In answer to a few questions/concerns--with the kids camp--they must have an adult with them--we do have a couple of exceptions with some kids that are actually already members of the guild and participate in our sewing activities. We've had grandpa's, older sibs, etc--just need to be able to sew. Sometimes the adult has the child sitting on their lap so the adult controls the foot control (speed)--although we also have a couple of kids that prefer to stand to sew and do a great job--gives them better control. With that group, the adult brings their own machine since they know their own machine (hopefully!) Our leader for this is a school principal so she's pretty darn good at organzing and keeping the kids engaged--and also the parents/adults!
With the event at the county fair, guild members bring a machine (and many of us have a cheaper travel machine for classes that we use)and the building we use is A/C and the one for all the textile classes so clean.
Both these use very simple items--rag pillow, drawstring bags, mug rugs, placemats, etc. Ours is a large guild and we seem to always have donated fabric so getting supplies is no problem.

We did mentor a high school FACS classes last year in making a large lap quilt--we probably won't do this again as it was lenghty (9 weeks), full day, and we had to cover almost every day--our volunteers found that hard to be consistent and frankly, some were a little afraid of high schoolers--not a problem for most of us that did actually volunteer and we had some fun with the kids(ok--there were a few boys I wanted to dropkick!). We decided instead to invite our local FACS teachers, Scout leaders, 4H leaders, etc to our kids camp to see how we organize sewing with kids and to get ideas for their groups. We've only had mediocre success with that cause it's in the summer and most of those folks are wanting a break!

And I agree with Bkay--think if you ask people for fabrics and used older machines to use, you will find lots of enthusiasm.

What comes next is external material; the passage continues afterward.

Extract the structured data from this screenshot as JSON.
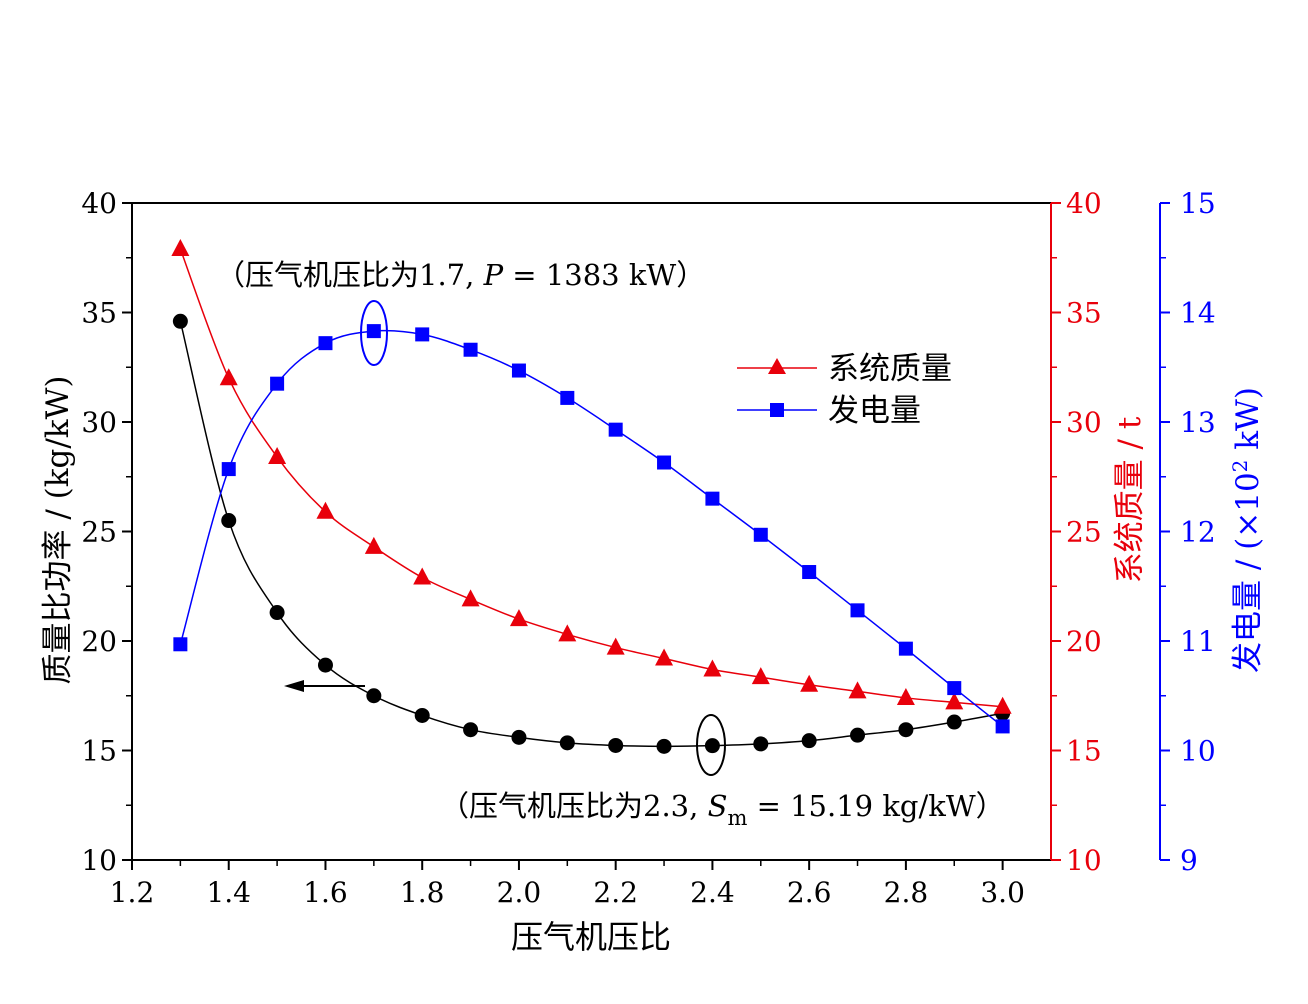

I'd like some suggestions from others on how to get young women (men??) involved in sewing and quilting--I'm talking 20-30 year olds. Many have not learned to sew in school and may not have family members that sew. My guild tries to make our sew days on Sat. to help those that work outside the home (or have young kids and need someone else to watch). I see lots of blogs with young women quilters--but how to get new sewers? We offer 7weeks of beginner classes (end up with a sampler that teaches everything except Y seams and PP--we do get a few via that but they all seem so busy and pulled in 3 different directions--how to other guilds counter that?